If $\displaystyle A+B+C=\pi$, we are done.

If $\displaystyle A-B-C=\pi$, put $\displaystyle \frac{A'}{2}=\pi-\frac{A}{2}$ ie $\displaystyle A'=2\pi-A$. (Note that $\displaystyle \sin\frac{A'}{2}=\sin\frac{A}{2}$.)

$\displaystyle 2\pi-A'-B-C=\pi$

$\displaystyle A'+B+C=\pi$ and we are done.

 

[anemone]

Before I had time to response, you gave me the complete proof.

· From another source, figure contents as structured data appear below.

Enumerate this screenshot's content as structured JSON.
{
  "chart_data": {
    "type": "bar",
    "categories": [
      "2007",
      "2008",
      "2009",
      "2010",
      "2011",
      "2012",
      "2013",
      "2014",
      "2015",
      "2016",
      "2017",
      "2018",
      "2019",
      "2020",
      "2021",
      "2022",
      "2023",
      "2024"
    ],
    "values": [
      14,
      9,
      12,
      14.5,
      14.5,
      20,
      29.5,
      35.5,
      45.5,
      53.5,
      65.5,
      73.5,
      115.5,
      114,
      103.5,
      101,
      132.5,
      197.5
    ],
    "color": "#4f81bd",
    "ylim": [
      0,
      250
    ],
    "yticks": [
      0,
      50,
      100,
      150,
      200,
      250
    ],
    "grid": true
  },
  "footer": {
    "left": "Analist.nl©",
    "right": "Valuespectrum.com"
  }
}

BTW, here is my initial work:
$sin^2\frac{A}{2}+sin^2\frac{B}{2}+sin^2\frac{C}{2}+2sin\frac{A}{2}sin\frac{B}{2}sin\frac{C}{2}$

$=\frac{3}{2}-\frac{cosA+cosB+cosC}{2}+sin\frac{C}{2}[(-)(cos\frac{A+B}{2}-cos\frac{A-B}{2})]$.

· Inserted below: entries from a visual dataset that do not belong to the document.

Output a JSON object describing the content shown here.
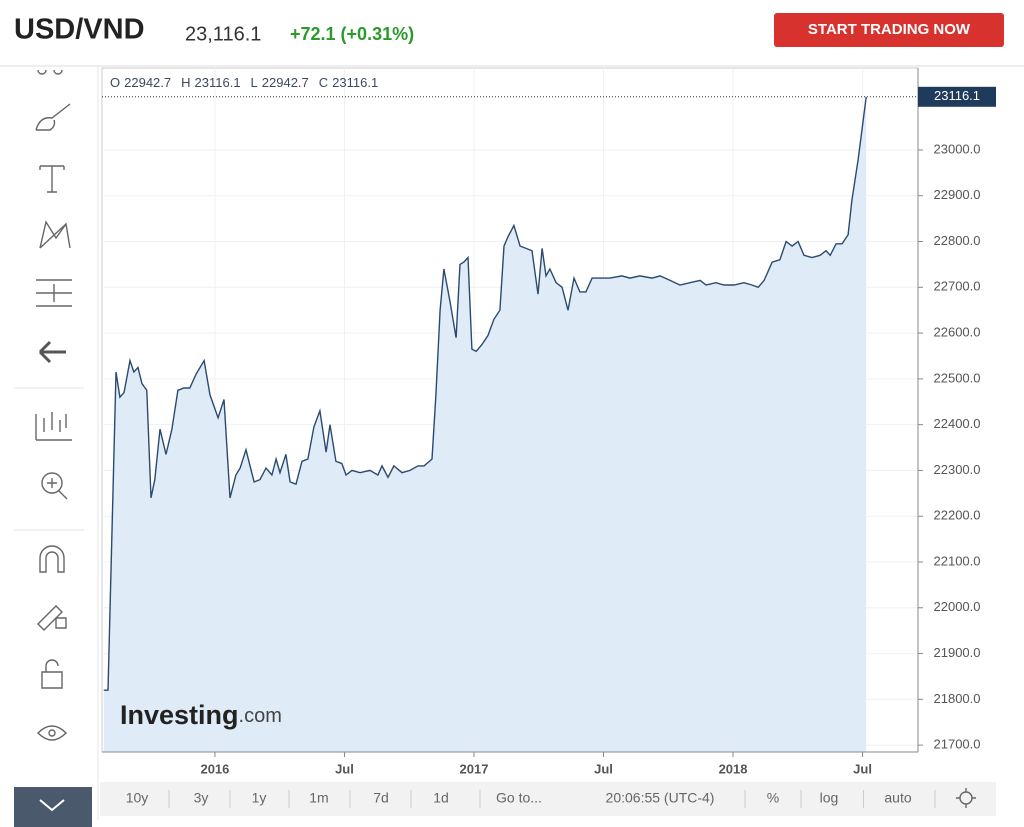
{
  "header": {
    "symbol": "USD/VND",
    "price": "23,116.1",
    "change": "+72.1 (+0.31%)",
    "button": "START TRADING NOW"
  },
  "ohlc": [
    {
      "label": "O",
      "value": 22942.7
    },
    {
      "label": "H",
      "value": 23116.1
    },
    {
      "label": "L",
      "value": 22942.7
    },
    {
      "label": "C",
      "value": 23116.1
    }
  ],
  "watermark": {
    "brand": "Investing",
    "suffix": ".com"
  },
  "chart_data": {
    "type": "area",
    "color": "#2b4a6e",
    "fill": "#dde9f7",
    "x": [
      2015.571,
      2015.587,
      2015.618,
      2015.633,
      2015.649,
      2015.672,
      2015.687,
      2015.703,
      2015.718,
      2015.737,
      2015.753,
      2015.768,
      2015.788,
      2015.811,
      2015.834,
      2015.857,
      2015.88,
      2015.903,
      2015.927,
      2015.958,
      2015.981,
      2016.012,
      2016.035,
      2016.058,
      2016.081,
      2016.097,
      2016.12,
      2016.151,
      2016.174,
      2016.197,
      2016.22,
      2016.236,
      2016.251,
      2016.274,
      2016.29,
      2016.313,
      2016.336,
      2016.359,
      2016.382,
      2016.405,
      2016.429,
      2016.444,
      2016.467,
      2016.49,
      2016.506,
      2016.529,
      2016.56,
      2016.598,
      2016.629,
      2016.645,
      2016.668,
      2016.691,
      2016.722,
      2016.753,
      2016.784,
      2016.807,
      2016.838,
      2016.853,
      2016.869,
      2016.884,
      2016.907,
      2016.931,
      2016.946,
      2016.961,
      2016.977,
      2016.992,
      2017.008,
      2017.031,
      2017.054,
      2017.077,
      2017.1,
      2017.116,
      2017.131,
      2017.154,
      2017.178,
      2017.201,
      2017.224,
      2017.247,
      2017.263,
      2017.278,
      2017.293,
      2017.317,
      2017.34,
      2017.363,
      2017.386,
      2017.409,
      2017.432,
      2017.456,
      2017.486,
      2017.525,
      2017.571,
      2017.602,
      2017.641,
      2017.687,
      2017.718,
      2017.757,
      2017.795,
      2017.834,
      2017.873,
      2017.896,
      2017.934,
      2017.965,
      2018.004,
      2018.042,
      2018.073,
      2018.097,
      2018.12,
      2018.151,
      2018.181,
      2018.205,
      2018.228,
      2018.251,
      2018.274,
      2018.305,
      2018.336,
      2018.359,
      2018.375,
      2018.398,
      2018.421,
      2018.444,
      2018.459,
      2018.483,
      2018.514
    ],
    "values": [
      21820,
      21820,
      22515,
      22460,
      22470,
      22540,
      22515,
      22525,
      22490,
      22475,
      22240,
      22280,
      22390,
      22335,
      22390,
      22475,
      22480,
      22480,
      22510,
      22540,
      22465,
      22415,
      22455,
      22240,
      22290,
      22305,
      22345,
      22275,
      22280,
      22305,
      22290,
      22325,
      22295,
      22335,
      22275,
      22270,
      22320,
      22325,
      22395,
      22430,
      22340,
      22400,
      22320,
      22315,
      22290,
      22300,
      22295,
      22300,
      22290,
      22310,
      22285,
      22310,
      22295,
      22300,
      22310,
      22310,
      22325,
      22465,
      22650,
      22740,
      22670,
      22590,
      22750,
      22755,
      22765,
      22565,
      22560,
      22575,
      22595,
      22630,
      22650,
      22790,
      22810,
      22835,
      22790,
      22785,
      22780,
      22685,
      22785,
      22725,
      22740,
      22710,
      22700,
      22650,
      22720,
      22690,
      22690,
      22720,
      22720,
      22720,
      22725,
      22720,
      22725,
      22720,
      22725,
      22715,
      22705,
      22710,
      22715,
      22705,
      22710,
      22705,
      22705,
      22710,
      22705,
      22700,
      22715,
      22755,
      22760,
      22800,
      22790,
      22800,
      22770,
      22765,
      22770,
      22780,
      22770,
      22795,
      22795,
      22815,
      22890,
      22980,
      23116.1
    ],
    "xlim": [
      2015.564,
      2018.714
    ],
    "xticks": [
      {
        "value": 2016,
        "label": "2016"
      },
      {
        "value": 2016.5,
        "label": "Jul"
      },
      {
        "value": 2017,
        "label": "2017"
      },
      {
        "value": 2017.5,
        "label": "Jul"
      },
      {
        "value": 2018,
        "label": "2018"
      },
      {
        "value": 2018.5,
        "label": "Jul"
      }
    ],
    "ylim": [
      21685,
      23179
    ],
    "yticks": [
      {
        "value": 21700,
        "label": "21700.0"
      },
      {
        "value": 21800,
        "label": "21800.0"
      },
      {
        "value": 21900,
        "label": "21900.0"
      },
      {
        "value": 22000,
        "label": "22000.0"
      },
      {
        "value": 22100,
        "label": "22100.0"
      },
      {
        "value": 22200,
        "label": "22200.0"
      },
      {
        "value": 22300,
        "label": "22300.0"
      },
      {
        "value": 22400,
        "label": "22400.0"
      },
      {
        "value": 22500,
        "label": "22500.0"
      },
      {
        "value": 22600,
        "label": "22600.0"
      },
      {
        "value": 22700,
        "label": "22700.0"
      },
      {
        "value": 22800,
        "label": "22800.0"
      },
      {
        "value": 22900,
        "label": "22900.0"
      },
      {
        "value": 23000,
        "label": "23000.0"
      }
    ],
    "grid": true
  },
  "toolbar": [
    "10y",
    "3y",
    "1y",
    "1m",
    "7d",
    "1d",
    "Go to...",
    "20:06:55 (UTC-4)",
    "%",
    "log",
    "auto"
  ]
}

$=\frac{3}{2}-\frac{cosA+cosB+cosC}{2}-sin\frac{C}{2}[sin\frac{C}{2}-cos\frac{A-B}{2}]$.

$=\frac{3}{2}-\frac{cosA+cosB+cosC}{2}-sin^2\frac{C}{2}+sin\frac{C}{2}cos\frac{A-B}{2}$.

$=\frac{3}{2}-\frac{cosA+cosB+cosC}{2}-(\frac{-1+cosC}{2})+\frac{1}{2}(sin\frac{A+C-B}{2}-sin\frac{A-(B+C)}{2})$.

$=\frac{3}{2}-\frac{cosA+cosB+cosC}{2}-(\frac{-1+cosC}{2})+\frac{1}{2}(cosB+cosA)$.

=1

Now that I know I need to get down to the product of two factors that equals to zero because the relationship between A, B and C can clearly be drawn from there.

Thanks.